Location
- 4321 Green Road Highland Hills, (Cuyahoga County), Ohio 44128 United States
- Coordinates: 41°26′39″N 81°30′53″W﻿ / ﻿41.44417°N 81.51472°W

Information
- School district: Buckeye United Schools
- NCES District ID: 3900237
- Authority: Ohio Department of Youth Services
- Superintendent: Donald Redwood
- NCES School ID: 390023704674
- Principal: Daniel Hanstein
- Teaching staff: 13.00
- Grades: 9–12
- Enrollment: 107 (2023-2024)
- • Grade 9: 9
- • Grade 10: 14
- • Grade 11: 5
- • Grade 12: 10
- Student to teacher ratio: 8.23
- Website: Correctional Facility Website

= Luther E. Ball High School =

Luther E. Ball High School is a high school in Highland Hills, Ohio, at the Cuyahoga Hills Juvenile Correctional Facility.

== History ==
Ohio's department of public works contracted with the Ohio Historical Society in 1967 to build "Cuyahoga Hills boys' school near Warrensville" for $2,470,000. Construction began in September 1967, with an opening date in 1969. Cuyahoga Boys School opened in January 1969. The Lancaster Eagle-Gazette said, "The school, embracing a new concept in correctional education, will serve first offenders... who have been committed from the 88 Juvenile Courts of Ohio."

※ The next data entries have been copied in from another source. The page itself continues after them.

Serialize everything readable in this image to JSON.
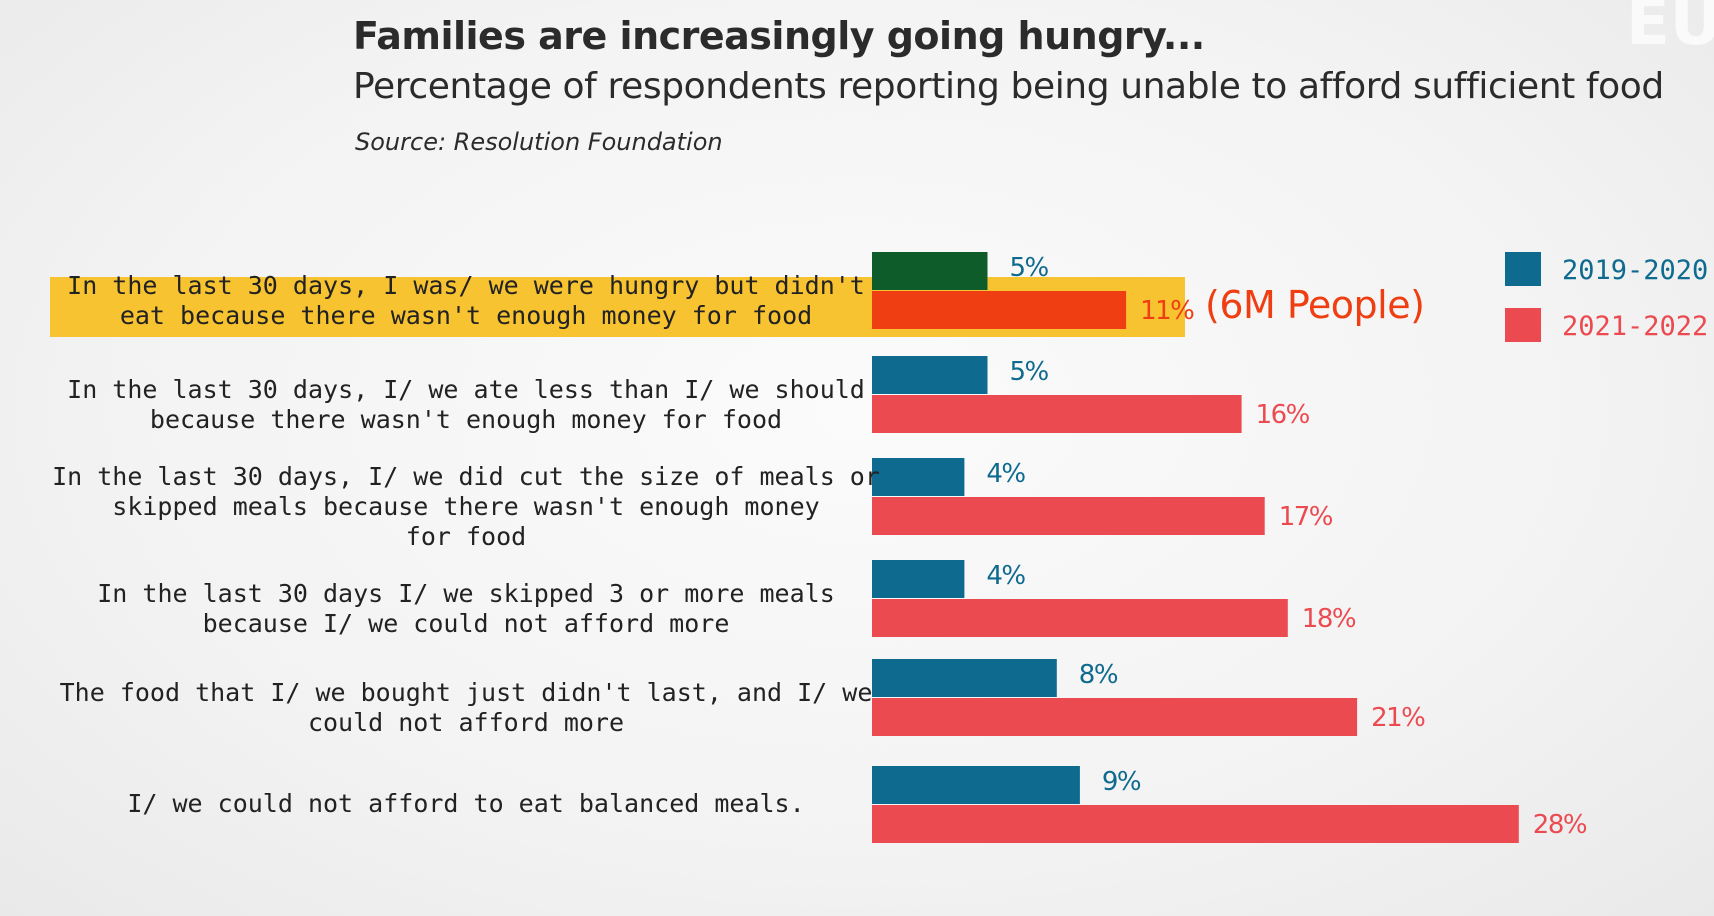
{
  "header": {
    "title": "Families are increasingly going hungry...",
    "subtitle": "Percentage of respondents reporting being unable to afford sufficient food",
    "source": "Source: Resolution Foundation",
    "watermark": "EU"
  },
  "chart_data": {
    "type": "bar",
    "orientation": "horizontal",
    "title": "Families are increasingly going hungry...",
    "subtitle": "Percentage of respondents reporting being unable to afford sufficient food",
    "categories": [
      [
        "In the last 30 days, I was/ we were hungry but didn't",
        "eat because there wasn't enough money for food"
      ],
      [
        "In the last 30 days, I/ we ate less than I/ we should",
        "because there wasn't enough money for food"
      ],
      [
        "In the last 30 days, I/ we did cut the size of meals or",
        "skipped meals because there wasn't enough money",
        "for food"
      ],
      [
        "In the last 30 days I/ we skipped 3 or more meals",
        "because I/ we could not afford more"
      ],
      [
        "The food that I/ we bought just didn't last, and I/ we",
        "could not afford more"
      ],
      [
        "I/ we could not afford to eat balanced meals."
      ]
    ],
    "series": [
      {
        "name": "2019-2020",
        "color": "#0e6a8f",
        "values": [
          5,
          5,
          4,
          4,
          8,
          9
        ],
        "labels": [
          "5%",
          "5%",
          "4%",
          "4%",
          "8%",
          "9%"
        ]
      },
      {
        "name": "2021-2022",
        "color": "#eb4b50",
        "values": [
          11,
          16,
          17,
          18,
          21,
          28
        ],
        "labels": [
          "11%",
          "16%",
          "17%",
          "18%",
          "21%",
          "28%"
        ]
      }
    ],
    "highlight": {
      "category_index": 0,
      "color": "#f7c331",
      "bar_colors": [
        "#0d5c2a",
        "#ee3e12"
      ],
      "label_color": "#ee3e12",
      "annotation": "(6M People)"
    },
    "legend_position": "top-right",
    "grid": false
  }
}
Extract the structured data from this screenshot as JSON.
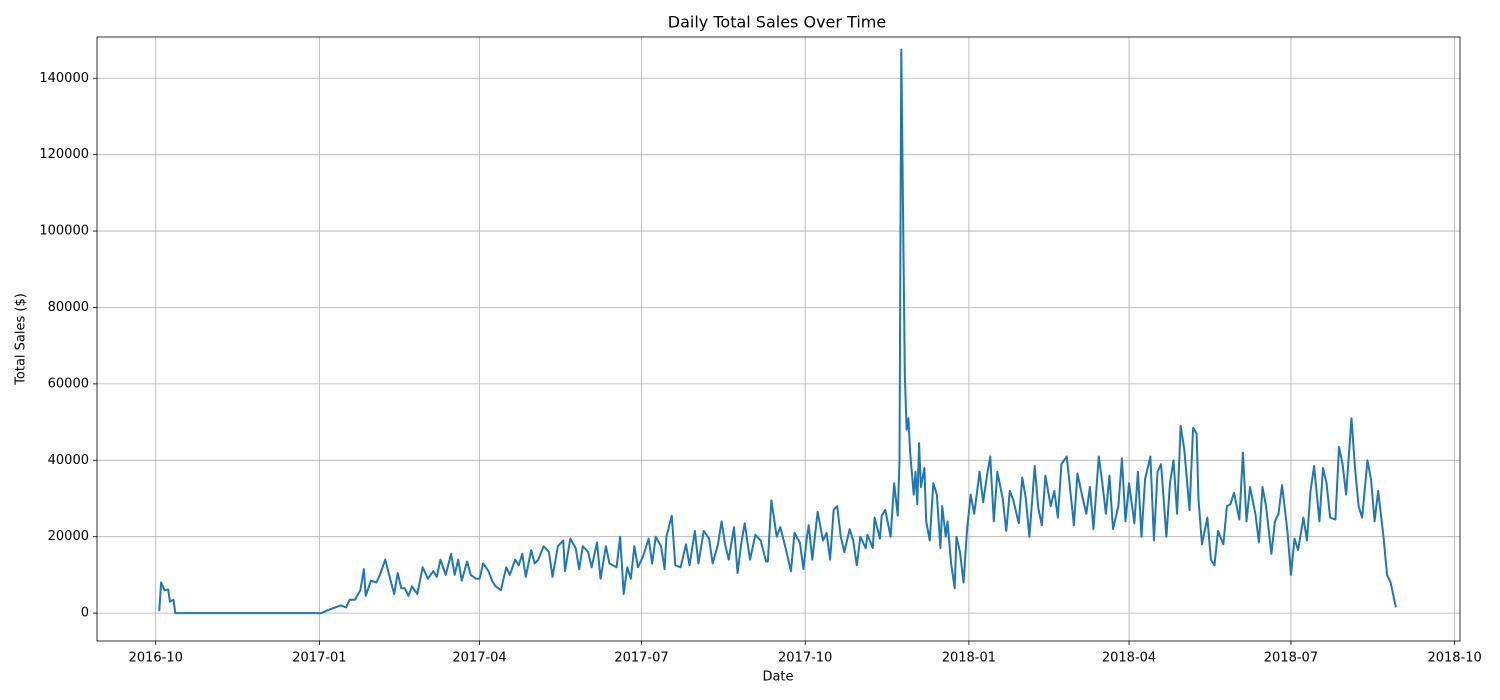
{
  "chart_data": {
    "type": "line",
    "title": "Daily Total Sales Over Time",
    "xlabel": "Date",
    "ylabel": "Total Sales ($)",
    "color": "#1f77b4",
    "grid": true,
    "xlim": [
      -33,
      733
    ],
    "ylim": [
      -7300,
      150800
    ],
    "xticks": [
      {
        "value": 0,
        "label": "2016-10"
      },
      {
        "value": 92,
        "label": "2017-01"
      },
      {
        "value": 182,
        "label": "2017-04"
      },
      {
        "value": 273,
        "label": "2017-07"
      },
      {
        "value": 365,
        "label": "2017-10"
      },
      {
        "value": 457,
        "label": "2018-01"
      },
      {
        "value": 547,
        "label": "2018-04"
      },
      {
        "value": 638,
        "label": "2018-07"
      },
      {
        "value": 730,
        "label": "2018-10"
      }
    ],
    "yticks": [
      0,
      20000,
      40000,
      60000,
      80000,
      100000,
      120000,
      140000
    ],
    "x": [
      2,
      3,
      5,
      7,
      8,
      10,
      11,
      93,
      98,
      104,
      107,
      109,
      112,
      115,
      117,
      118,
      121,
      124,
      126,
      129,
      132,
      134,
      136,
      138,
      140,
      142,
      144,
      147,
      150,
      153,
      156,
      158,
      160,
      163,
      166,
      168,
      170,
      172,
      175,
      177,
      180,
      182,
      184,
      187,
      189,
      191,
      194,
      197,
      199,
      202,
      204,
      206,
      208,
      211,
      213,
      215,
      218,
      221,
      223,
      226,
      229,
      230,
      233,
      236,
      238,
      240,
      243,
      245,
      248,
      250,
      253,
      255,
      259,
      261,
      263,
      265,
      267,
      269,
      271,
      274,
      277,
      279,
      281,
      284,
      286,
      287,
      290,
      292,
      295,
      298,
      300,
      303,
      305,
      308,
      311,
      313,
      316,
      318,
      320,
      322,
      325,
      327,
      329,
      331,
      334,
      337,
      340,
      343,
      344,
      346,
      349,
      351,
      354,
      357,
      359,
      362,
      364,
      366,
      367,
      369,
      372,
      375,
      377,
      379,
      381,
      383,
      385,
      387,
      390,
      392,
      394,
      396,
      399,
      400,
      403,
      404,
      407,
      408,
      410,
      413,
      415,
      417,
      418,
      419,
      421,
      422,
      423,
      424,
      426,
      427,
      428,
      429,
      430,
      432,
      433,
      435,
      437,
      439,
      441,
      442,
      444,
      445,
      447,
      449,
      450,
      452,
      454,
      456,
      458,
      460,
      463,
      465,
      467,
      469,
      471,
      473,
      476,
      478,
      480,
      482,
      485,
      487,
      489,
      491,
      494,
      496,
      498,
      500,
      503,
      505,
      507,
      509,
      512,
      514,
      516,
      518,
      521,
      523,
      525,
      527,
      530,
      532,
      534,
      536,
      538,
      541,
      543,
      545,
      547,
      550,
      552,
      554,
      556,
      559,
      561,
      563,
      565,
      568,
      570,
      572,
      574,
      576,
      578,
      581,
      583,
      585,
      586,
      588,
      591,
      593,
      595,
      597,
      600,
      602,
      604,
      606,
      609,
      611,
      613,
      615,
      618,
      620,
      622,
      624,
      627,
      629,
      631,
      633,
      636,
      638,
      640,
      642,
      645,
      647,
      649,
      651,
      654,
      656,
      658,
      660,
      663,
      665,
      667,
      669,
      672,
      674,
      676,
      678,
      681,
      683,
      685,
      687,
      690,
      692,
      694,
      697
    ],
    "values": [
      500,
      8000,
      6000,
      6200,
      3000,
      3500,
      0,
      0,
      1000,
      2000,
      1500,
      3500,
      3500,
      6000,
      11500,
      4500,
      8500,
      8000,
      10000,
      14000,
      8500,
      5000,
      10500,
      6500,
      6500,
      4500,
      7000,
      5000,
      12000,
      9000,
      11000,
      9500,
      14000,
      10000,
      15500,
      10000,
      14000,
      8500,
      13500,
      10000,
      9000,
      9000,
      13000,
      11000,
      8500,
      7000,
      6000,
      12000,
      10000,
      14000,
      12500,
      15500,
      9500,
      16500,
      13000,
      14000,
      17500,
      16000,
      9500,
      17500,
      19000,
      11000,
      19500,
      17000,
      11500,
      17500,
      16000,
      12000,
      18500,
      9000,
      17500,
      13000,
      12000,
      20000,
      5000,
      12000,
      9000,
      17500,
      12000,
      15000,
      19500,
      13000,
      20000,
      17500,
      11500,
      20000,
      25500,
      12500,
      12000,
      18000,
      12500,
      21500,
      13000,
      21500,
      19500,
      13000,
      18000,
      24000,
      18000,
      14000,
      22500,
      10500,
      18000,
      23500,
      14000,
      20500,
      19000,
      13500,
      13500,
      29500,
      20000,
      22500,
      17000,
      11000,
      21000,
      18500,
      11500,
      20000,
      23000,
      14000,
      26500,
      19000,
      21000,
      14000,
      27000,
      28000,
      20000,
      16000,
      22000,
      19000,
      12500,
      20000,
      17000,
      20500,
      17000,
      25000,
      19500,
      25500,
      27000,
      20000,
      34000,
      25500,
      40000,
      147500,
      62000,
      48000,
      51000,
      42000,
      31000,
      37000,
      28500,
      44500,
      33000,
      38000,
      24000,
      19000,
      34000,
      31000,
      17000,
      28000,
      20000,
      24000,
      13000,
      6500,
      20000,
      16000,
      8000,
      22000,
      31000,
      26000,
      37000,
      29000,
      35500,
      41000,
      24000,
      37000,
      30000,
      21500,
      32000,
      29500,
      23500,
      35500,
      30000,
      20000,
      38500,
      27500,
      23000,
      36000,
      28000,
      32000,
      25000,
      39000,
      41000,
      32000,
      23000,
      36500,
      30000,
      26000,
      33000,
      22000,
      41000,
      34000,
      26000,
      36000,
      22000,
      28000,
      40500,
      24000,
      34000,
      23500,
      37000,
      20000,
      35000,
      41000,
      19000,
      37000,
      39000,
      20000,
      34000,
      40000,
      26000,
      49000,
      43000,
      27000,
      48500,
      47000,
      30000,
      18000,
      25000,
      14000,
      12500,
      21500,
      18000,
      28000,
      28500,
      31500,
      24500,
      42000,
      24000,
      33000,
      26000,
      18500,
      33000,
      28000,
      15500,
      24000,
      26000,
      33500,
      21500,
      10000,
      19500,
      16500,
      25000,
      19000,
      32000,
      38500,
      24000,
      38000,
      34000,
      25000,
      24500,
      43500,
      39000,
      31000,
      51000,
      38000,
      28000,
      25000,
      40000,
      35000,
      24000,
      32000,
      20000,
      10000,
      8000,
      1500
    ]
  }
}
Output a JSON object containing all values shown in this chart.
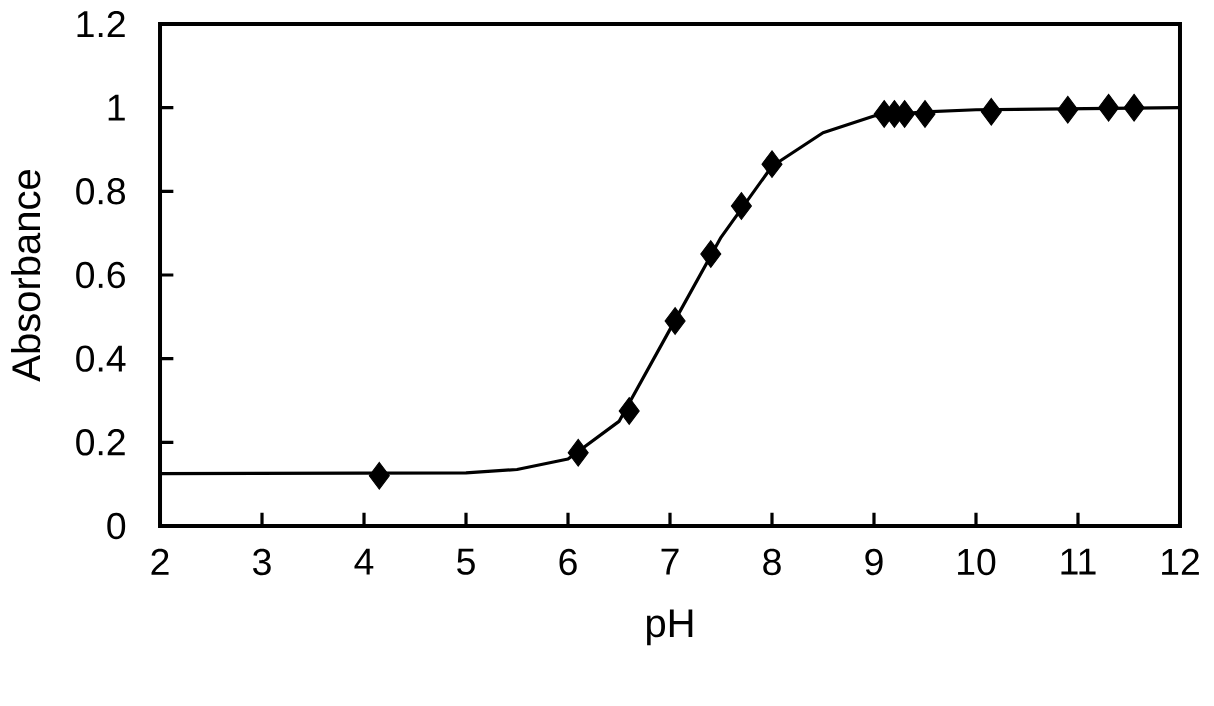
{
  "chart_data": {
    "type": "scatter",
    "xlabel": "pH",
    "ylabel": "Absorbance",
    "xlim": [
      2,
      12
    ],
    "ylim": [
      0,
      1.2
    ],
    "xticks": [
      2,
      3,
      4,
      5,
      6,
      7,
      8,
      9,
      10,
      11,
      12
    ],
    "yticks": [
      0,
      0.2,
      0.4,
      0.6,
      0.8,
      1,
      1.2
    ],
    "grid": false,
    "series": [
      {
        "color": "#000000",
        "marker": "diamond",
        "x": [
          4.15,
          6.1,
          6.6,
          7.05,
          7.4,
          7.7,
          8.0,
          9.1,
          9.2,
          9.3,
          9.5,
          10.15,
          10.9,
          11.3,
          11.55
        ],
        "values": [
          0.12,
          0.175,
          0.275,
          0.49,
          0.65,
          0.765,
          0.865,
          0.985,
          0.985,
          0.985,
          0.985,
          0.99,
          0.995,
          1.0,
          1.0
        ]
      },
      {
        "type": "line",
        "color": "#000000",
        "marker": "none",
        "line_style": "solid",
        "x": [
          2,
          5,
          5.5,
          6,
          6.5,
          7,
          7.5,
          8,
          8.5,
          9,
          9.5,
          10,
          12
        ],
        "values": [
          0.125,
          0.127,
          0.135,
          0.16,
          0.25,
          0.47,
          0.69,
          0.86,
          0.94,
          0.98,
          0.99,
          0.995,
          1.0
        ]
      }
    ]
  }
}
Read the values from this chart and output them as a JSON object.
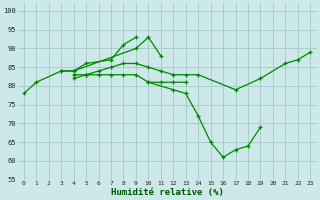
{
  "title": "",
  "xlabel": "Humidité relative (%)",
  "ylabel": "",
  "bg_color": "#cce8e8",
  "grid_color": "#aacccc",
  "line_color": "#008800",
  "xlim": [
    -0.5,
    23.5
  ],
  "ylim": [
    55,
    102
  ],
  "yticks": [
    55,
    60,
    65,
    70,
    75,
    80,
    85,
    90,
    95,
    100
  ],
  "xticks": [
    0,
    1,
    2,
    3,
    4,
    5,
    6,
    7,
    8,
    9,
    10,
    11,
    12,
    13,
    14,
    15,
    16,
    17,
    18,
    19,
    20,
    21,
    22,
    23
  ],
  "series": [
    [
      78,
      81,
      null,
      84,
      84,
      null,
      null,
      null,
      null,
      90,
      93,
      88,
      null,
      null,
      null,
      null,
      null,
      null,
      null,
      null,
      null,
      null,
      null,
      null
    ],
    [
      null,
      null,
      null,
      84,
      84,
      86,
      null,
      87,
      91,
      93,
      null,
      null,
      null,
      null,
      null,
      null,
      null,
      null,
      null,
      null,
      null,
      null,
      null,
      null
    ],
    [
      null,
      null,
      null,
      null,
      82,
      83,
      84,
      85,
      86,
      86,
      85,
      84,
      83,
      83,
      83,
      null,
      null,
      79,
      null,
      82,
      null,
      86,
      87,
      89
    ],
    [
      null,
      null,
      null,
      null,
      83,
      83,
      83,
      83,
      83,
      83,
      81,
      81,
      81,
      81,
      null,
      null,
      null,
      null,
      null,
      null,
      null,
      null,
      null,
      null
    ],
    [
      null,
      null,
      null,
      null,
      null,
      null,
      null,
      null,
      null,
      null,
      81,
      null,
      79,
      78,
      72,
      65,
      61,
      63,
      64,
      69,
      null,
      null,
      null,
      null
    ]
  ]
}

In April 1969, Pfc. Luther E. Ball Jr., who was briefly at the school prior to enlisting in the U.S. Army, died in Viet Nam. At the end of September 1969, Buckeye United School District renamed the school "Luther E. Ball High School" to honor his memory.

== Description ==
According to the Ohio Department of Youth Services, "The facility is accredited by the American Correctional Association and provides a variety of services and treatment for youth, including a fully accredited high school and middle school." The department requires all youth prisoners who do not have a high school degree to participate in the educational program.

The school offers "a core curriculum, electives, student assessment and testing, guidance, and library services. Special education and supplemental intervention services are also provided, all to help prepare students for the Ohio Graduation Test or the GED".